Monday, December 10, 2012

Dorothy Weiss and other Art Collectors

Thanksgiving.  Sipping drinks before the start of the meal, catching up on the ‘what’s new’ of the past year with John, a friend of the family since before I was born.  To my surprise and delight, John told me about his mother’s art collection.  I guess I had always kind of known that John’s family was into art, but this Thanksgiving, I found out that John’s mother (who died in 2009) had actually run a successful art gallery in San Francisco –the Dorothy Weiss Gallery, until her retirement in 2000.  Art collecting was her passion; it filled her life (both literally filling her home, and filling her creative energies) for over two decades.  Did I want to see her personal collection, still arranged as she had laid it out, at the house of John’s elderly father?  Absolutely.

I headed over to the Weiss house the next day.  Dorothy Weiss had collected a whole range of contemporary art, but her favorites seemed to have been ceramics.  I had not heard of all the artists, but a couple of the works were the more famous sorts, including, for example a work by Peter Voulkous, a ceramics sculptor known for moving ceramics away from beyond tight ties to utility and function, into creations that were solely fine art.  What I enjoyed most about the visit was the sense of discovery moving through all the artwork in the house.  Dorothy Weiss had pieces of her collection on the coffee table, arranged next to the piano, in the garden, on all the walls –basically in just about every appropriate corner of her home.  Each of the works could have been studied and analyzed on its own, but it was their interaction with each other and with the real, functional living space that made the strongest impression.  I’ve appreciated for a while how great art collections –carefully planned and put together, can be conceived of themselves as works of art, but it was only while walking through Dorothy Weiss’ house that I really understood this viscerally.

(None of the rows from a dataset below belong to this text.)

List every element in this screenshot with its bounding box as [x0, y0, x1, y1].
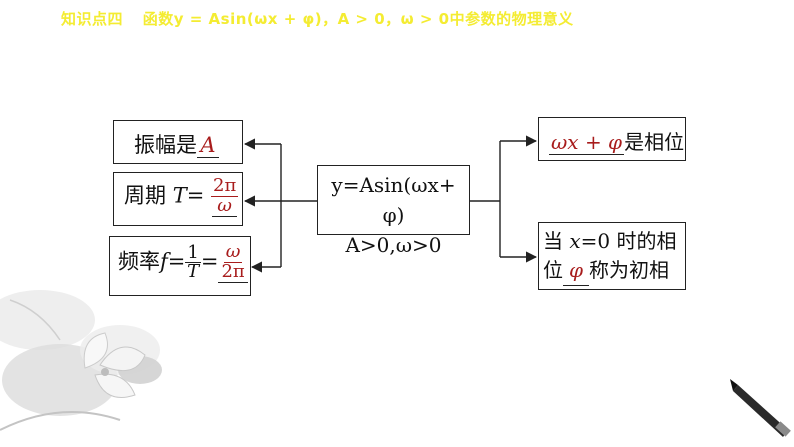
frequency-label: 频率	[118, 249, 160, 274]
frequency-equals-1: =	[167, 249, 186, 274]
frequency-answer-numerator: ω	[223, 241, 243, 263]
function-conditions: A>0,ω>0	[345, 233, 442, 257]
initial-phase-line-1: 当 x=0 时的相	[543, 227, 685, 256]
page-title: 知识点四 函数y = Asin(ωx + φ)，A > 0，ω > 0中参数的物…	[61, 8, 574, 29]
frequency-answer-denominator: 2π	[218, 262, 248, 283]
title-label: 知识点四	[61, 10, 124, 28]
title-text: 函数y = Asin(ωx + φ)，A > 0，ω > 0中参数的物理意义	[142, 10, 574, 28]
brush-decoration	[730, 379, 791, 437]
phase-label: 是相位	[624, 130, 685, 154]
frequency-box: 频率f= 1 T = ω 2π	[109, 236, 251, 296]
period-label: 周期	[124, 183, 173, 208]
period-box: 周期 T= 2π ω	[113, 172, 243, 226]
amplitude-label: 振幅是	[134, 133, 197, 157]
amplitude-answer: A	[197, 133, 219, 158]
phase-answer: ωx + φ	[549, 130, 625, 155]
frequency-denominator: T	[187, 261, 200, 283]
period-equals: =	[186, 183, 205, 208]
frequency-numerator: 1	[185, 241, 201, 264]
initial-phase-answer: φ	[563, 256, 589, 286]
frequency-variable: f	[160, 249, 168, 274]
initial-phase-text-2b: 称为初相	[589, 258, 669, 282]
frequency-fraction: 1 T	[185, 241, 201, 283]
function-formula: y=Asin(ωx+ φ)	[331, 173, 456, 227]
function-box: y=Asin(ωx+ φ) A>0,ω>0	[317, 165, 470, 257]
period-answer-denominator: ω	[212, 196, 237, 217]
initial-phase-text-1b: =0 时的相	[580, 229, 677, 253]
period-variable: T	[172, 183, 187, 208]
initial-phase-variable: x	[569, 229, 581, 253]
initial-phase-text-2a: 位	[543, 258, 563, 282]
frequency-equals-2: =	[200, 249, 219, 274]
period-answer-numerator: 2π	[211, 175, 239, 197]
period-answer-fraction: 2π ω	[211, 175, 239, 217]
initial-phase-text-1a: 当	[543, 229, 570, 253]
flower-decoration	[0, 290, 162, 431]
frequency-answer-fraction: ω 2π	[218, 241, 248, 283]
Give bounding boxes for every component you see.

I’ve been thinking again of my experience seeing Dorothy Weiss’ collection since a classmate gave a presentation last week about some important female art collectors of the late nineteenth and early twentieth century.  “Matrons of the Arts”, she called them. Her presentation focused on Gertrude Vanderbilt Whitney and Isabella Stewart Gardener, and her thesis was that, although we art historians talk a lot about how few female artists have risen to fame and power, how it seems in art that traditionally men have been the creators and women the muses, in fact, these women collectors were hugely influential in shaping culture and aesthetics. Gardener was instrumental in bringing interest in the European avant garde to American audiences (movements like Impressionism), and Whitney insisted on opening a space in high museum culture for American artists.  The art world today would not be the same without these women.

Visiting Dorothy Weiss’s house, I’ve come to see how much art collectors are creators in their own way, how each collection is individual and reflects on the vision and personality of the man or woman who brought it together.  Thus, the critical description of an art world in which men are creators and women are muses is in fact more complicated.  Women like Whitney, and Gardener in the early twentieth century, as well as, more humbly perhaps but still importantly, Dorothy Weiss in the twenty-first century, were creators in the art world as much as any of the male (and the few female) artists whose art works can be found in their collections.  


  1. Great Post! I love seeing the collection especially in the intimate home setting. Seeing pieces that lacked functionality in places of high function (the living room/dining room/kitchen) as well as the ability to touch them (totally taboo in a museum) really changed the viewers relationship to the art.

    Its like the difference between seeing a un-furnished house and a furnished house. The space/energy/environment is totally transformed

    1. Thanks for coming with me!

      Are you saying that a typical museum, with no normal functional places like kitchens, is like an unfurnished house? I like that image. There's a sense in an unfurnished house that it's for passing through, looking at on the special occasions that you're thinking of buying/renting it, but not really associated with everyday life.